Angesichts des zunehmenden Unmuts droht der Austausch am Donnerstag zu einem erbitterten Streit über den Green Deal zu werden, dem wichtigsten Erbe von von der Leyens erster Amtszeit.
"Wenn eine robuste, widerstandsfähige, nachhaltige und innovative Wirtschaft unser Ziel ist, dann ist das dogmatische Festhalten an unseren bestehenden Geschäftsmodellen, egal ob sie in der Vergangenheit erfolgreich waren, keine Lösung", schrieb von der Leyen in ihrem Brief.
Auch wenn es nicht offiziell auf der Tagesordnung steht, wird China unweigerlich mit an den Tisch kommen.
Pekings Entscheidung, weitreichende Beschränkungen für Seltene Erden, die für den Verteidigungs- und Technologiesektor von entscheidender Bedeutung sind, wieder einzuführen und auszuweiten, hat die Europäer aufgeschreckt und Deutschland, Frankreich und Polen dazu veranlasst, eine härtere Gangart einzuschlagen.

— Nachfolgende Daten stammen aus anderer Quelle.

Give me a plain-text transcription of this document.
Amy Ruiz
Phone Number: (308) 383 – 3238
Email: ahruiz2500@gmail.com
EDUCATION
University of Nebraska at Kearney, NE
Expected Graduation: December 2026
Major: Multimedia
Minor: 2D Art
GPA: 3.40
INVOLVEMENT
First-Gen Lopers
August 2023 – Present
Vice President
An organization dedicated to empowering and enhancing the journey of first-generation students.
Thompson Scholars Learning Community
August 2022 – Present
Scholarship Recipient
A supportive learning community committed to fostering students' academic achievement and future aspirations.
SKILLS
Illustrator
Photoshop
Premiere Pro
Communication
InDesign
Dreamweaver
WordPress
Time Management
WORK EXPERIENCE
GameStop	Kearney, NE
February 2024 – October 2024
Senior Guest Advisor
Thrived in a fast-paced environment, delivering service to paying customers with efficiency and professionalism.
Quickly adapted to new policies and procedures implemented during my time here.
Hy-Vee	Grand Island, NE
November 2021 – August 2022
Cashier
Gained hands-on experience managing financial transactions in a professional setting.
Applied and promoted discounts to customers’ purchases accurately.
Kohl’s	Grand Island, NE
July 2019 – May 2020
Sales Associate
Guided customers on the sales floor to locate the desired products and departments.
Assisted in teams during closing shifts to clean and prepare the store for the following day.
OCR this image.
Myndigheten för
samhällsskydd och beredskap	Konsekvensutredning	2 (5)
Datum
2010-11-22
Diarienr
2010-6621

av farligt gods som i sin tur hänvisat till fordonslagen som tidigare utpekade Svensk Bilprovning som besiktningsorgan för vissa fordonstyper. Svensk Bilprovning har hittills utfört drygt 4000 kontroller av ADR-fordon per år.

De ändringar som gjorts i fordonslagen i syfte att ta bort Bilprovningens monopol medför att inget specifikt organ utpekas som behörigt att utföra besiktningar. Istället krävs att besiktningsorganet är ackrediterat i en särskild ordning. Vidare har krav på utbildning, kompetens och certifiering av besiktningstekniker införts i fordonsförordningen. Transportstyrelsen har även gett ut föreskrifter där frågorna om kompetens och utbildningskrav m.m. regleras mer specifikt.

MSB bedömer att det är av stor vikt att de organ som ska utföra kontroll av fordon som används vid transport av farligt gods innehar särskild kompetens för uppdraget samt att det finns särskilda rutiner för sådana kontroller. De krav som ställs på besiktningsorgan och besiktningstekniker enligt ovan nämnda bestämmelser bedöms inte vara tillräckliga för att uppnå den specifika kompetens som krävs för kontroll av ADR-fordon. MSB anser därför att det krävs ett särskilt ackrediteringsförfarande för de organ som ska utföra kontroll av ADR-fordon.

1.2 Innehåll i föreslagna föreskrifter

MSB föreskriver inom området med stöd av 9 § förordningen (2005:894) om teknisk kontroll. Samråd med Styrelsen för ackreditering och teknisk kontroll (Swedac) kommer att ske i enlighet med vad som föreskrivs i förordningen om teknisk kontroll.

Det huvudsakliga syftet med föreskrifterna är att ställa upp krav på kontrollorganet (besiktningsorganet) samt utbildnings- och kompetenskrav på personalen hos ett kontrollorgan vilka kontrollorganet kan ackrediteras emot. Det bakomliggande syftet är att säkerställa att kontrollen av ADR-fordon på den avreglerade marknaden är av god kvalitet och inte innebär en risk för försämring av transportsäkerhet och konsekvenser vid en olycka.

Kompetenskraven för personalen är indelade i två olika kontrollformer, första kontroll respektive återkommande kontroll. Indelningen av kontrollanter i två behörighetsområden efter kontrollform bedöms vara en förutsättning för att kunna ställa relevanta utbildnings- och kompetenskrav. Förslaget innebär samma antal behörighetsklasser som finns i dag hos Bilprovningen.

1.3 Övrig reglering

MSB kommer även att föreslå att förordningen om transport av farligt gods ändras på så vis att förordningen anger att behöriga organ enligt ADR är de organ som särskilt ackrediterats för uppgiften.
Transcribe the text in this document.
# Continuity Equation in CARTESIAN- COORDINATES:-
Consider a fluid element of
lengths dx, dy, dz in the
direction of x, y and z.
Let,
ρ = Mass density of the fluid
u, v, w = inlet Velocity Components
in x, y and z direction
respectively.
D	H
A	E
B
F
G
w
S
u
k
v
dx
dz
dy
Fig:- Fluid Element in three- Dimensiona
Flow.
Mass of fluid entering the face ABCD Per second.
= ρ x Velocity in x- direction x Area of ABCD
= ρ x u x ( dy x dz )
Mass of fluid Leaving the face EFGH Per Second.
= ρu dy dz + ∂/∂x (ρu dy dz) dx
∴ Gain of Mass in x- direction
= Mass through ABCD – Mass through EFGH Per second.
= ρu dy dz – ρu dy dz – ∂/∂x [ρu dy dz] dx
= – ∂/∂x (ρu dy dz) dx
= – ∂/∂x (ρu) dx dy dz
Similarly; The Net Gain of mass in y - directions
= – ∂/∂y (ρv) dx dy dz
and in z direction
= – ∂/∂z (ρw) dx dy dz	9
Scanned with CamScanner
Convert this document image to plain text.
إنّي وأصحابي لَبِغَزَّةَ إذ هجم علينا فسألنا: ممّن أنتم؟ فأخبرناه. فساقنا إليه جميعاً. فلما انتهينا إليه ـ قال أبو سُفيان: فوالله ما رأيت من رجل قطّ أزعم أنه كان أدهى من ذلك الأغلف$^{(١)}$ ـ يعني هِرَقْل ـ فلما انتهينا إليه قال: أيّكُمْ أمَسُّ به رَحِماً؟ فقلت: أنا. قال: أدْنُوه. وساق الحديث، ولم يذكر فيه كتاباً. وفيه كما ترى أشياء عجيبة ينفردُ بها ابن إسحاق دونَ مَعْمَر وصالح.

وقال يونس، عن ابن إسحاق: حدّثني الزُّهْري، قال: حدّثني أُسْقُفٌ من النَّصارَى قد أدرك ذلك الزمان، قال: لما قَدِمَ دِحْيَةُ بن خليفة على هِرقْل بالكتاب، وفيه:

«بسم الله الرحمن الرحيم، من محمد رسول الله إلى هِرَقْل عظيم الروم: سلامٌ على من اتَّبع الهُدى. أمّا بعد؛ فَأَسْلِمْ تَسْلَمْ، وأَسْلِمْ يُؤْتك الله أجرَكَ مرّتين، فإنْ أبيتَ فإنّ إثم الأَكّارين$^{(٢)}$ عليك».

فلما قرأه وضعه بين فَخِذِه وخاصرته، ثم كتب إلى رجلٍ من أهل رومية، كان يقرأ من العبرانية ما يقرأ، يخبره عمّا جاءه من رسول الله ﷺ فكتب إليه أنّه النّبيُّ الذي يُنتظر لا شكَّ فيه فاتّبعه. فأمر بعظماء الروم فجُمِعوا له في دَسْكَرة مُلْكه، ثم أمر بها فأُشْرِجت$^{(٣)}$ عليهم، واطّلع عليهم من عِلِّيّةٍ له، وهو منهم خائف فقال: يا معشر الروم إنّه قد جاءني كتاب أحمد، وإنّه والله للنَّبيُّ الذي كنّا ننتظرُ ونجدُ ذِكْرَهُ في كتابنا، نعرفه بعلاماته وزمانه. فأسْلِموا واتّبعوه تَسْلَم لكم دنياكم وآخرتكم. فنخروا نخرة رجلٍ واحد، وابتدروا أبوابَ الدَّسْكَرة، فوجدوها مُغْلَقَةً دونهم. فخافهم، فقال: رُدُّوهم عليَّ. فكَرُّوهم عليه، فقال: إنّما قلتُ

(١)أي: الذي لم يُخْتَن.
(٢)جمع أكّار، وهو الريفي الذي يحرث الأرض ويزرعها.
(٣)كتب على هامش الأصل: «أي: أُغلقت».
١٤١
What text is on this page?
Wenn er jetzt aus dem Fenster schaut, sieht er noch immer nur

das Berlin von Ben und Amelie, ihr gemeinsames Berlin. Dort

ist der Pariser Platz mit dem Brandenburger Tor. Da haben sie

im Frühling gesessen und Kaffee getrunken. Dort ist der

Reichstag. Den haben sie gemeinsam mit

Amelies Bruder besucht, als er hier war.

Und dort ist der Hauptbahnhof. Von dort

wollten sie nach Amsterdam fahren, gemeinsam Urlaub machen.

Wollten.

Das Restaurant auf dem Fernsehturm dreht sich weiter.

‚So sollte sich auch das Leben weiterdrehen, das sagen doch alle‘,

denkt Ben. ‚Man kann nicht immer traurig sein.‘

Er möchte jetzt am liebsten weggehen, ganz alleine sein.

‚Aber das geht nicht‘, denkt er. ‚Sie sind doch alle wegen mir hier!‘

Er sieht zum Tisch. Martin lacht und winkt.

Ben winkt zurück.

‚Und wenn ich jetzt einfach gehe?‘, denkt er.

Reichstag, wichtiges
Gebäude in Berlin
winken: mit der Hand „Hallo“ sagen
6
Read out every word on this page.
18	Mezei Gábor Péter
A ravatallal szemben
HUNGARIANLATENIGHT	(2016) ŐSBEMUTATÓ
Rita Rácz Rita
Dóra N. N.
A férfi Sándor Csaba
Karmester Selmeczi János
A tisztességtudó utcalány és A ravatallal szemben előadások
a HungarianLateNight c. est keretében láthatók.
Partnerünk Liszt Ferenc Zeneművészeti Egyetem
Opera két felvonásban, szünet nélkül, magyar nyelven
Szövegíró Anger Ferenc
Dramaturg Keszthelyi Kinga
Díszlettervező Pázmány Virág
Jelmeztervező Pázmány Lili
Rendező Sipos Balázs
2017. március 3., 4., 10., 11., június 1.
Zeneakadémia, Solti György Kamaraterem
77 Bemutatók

Die Mitgliedstaaten sind sich jedoch nach wie vor uneins darüber, wie sie Peking begegnen sollen, und befürchten, dass jede Eskalation mit dem asiatischen Riesen die europäische Wirtschaft hart treffen könnte, die noch immer unter den schmerzhaften Auswirkungen von Trumps Zöllen leidet.
Das bedeutet, dass die Aussicht auf die Auslösung des "Anti-Coercion-Instruments", des mächtigsten Handelsinstruments des Blocks, in weiter Ferne liegt - vorerst.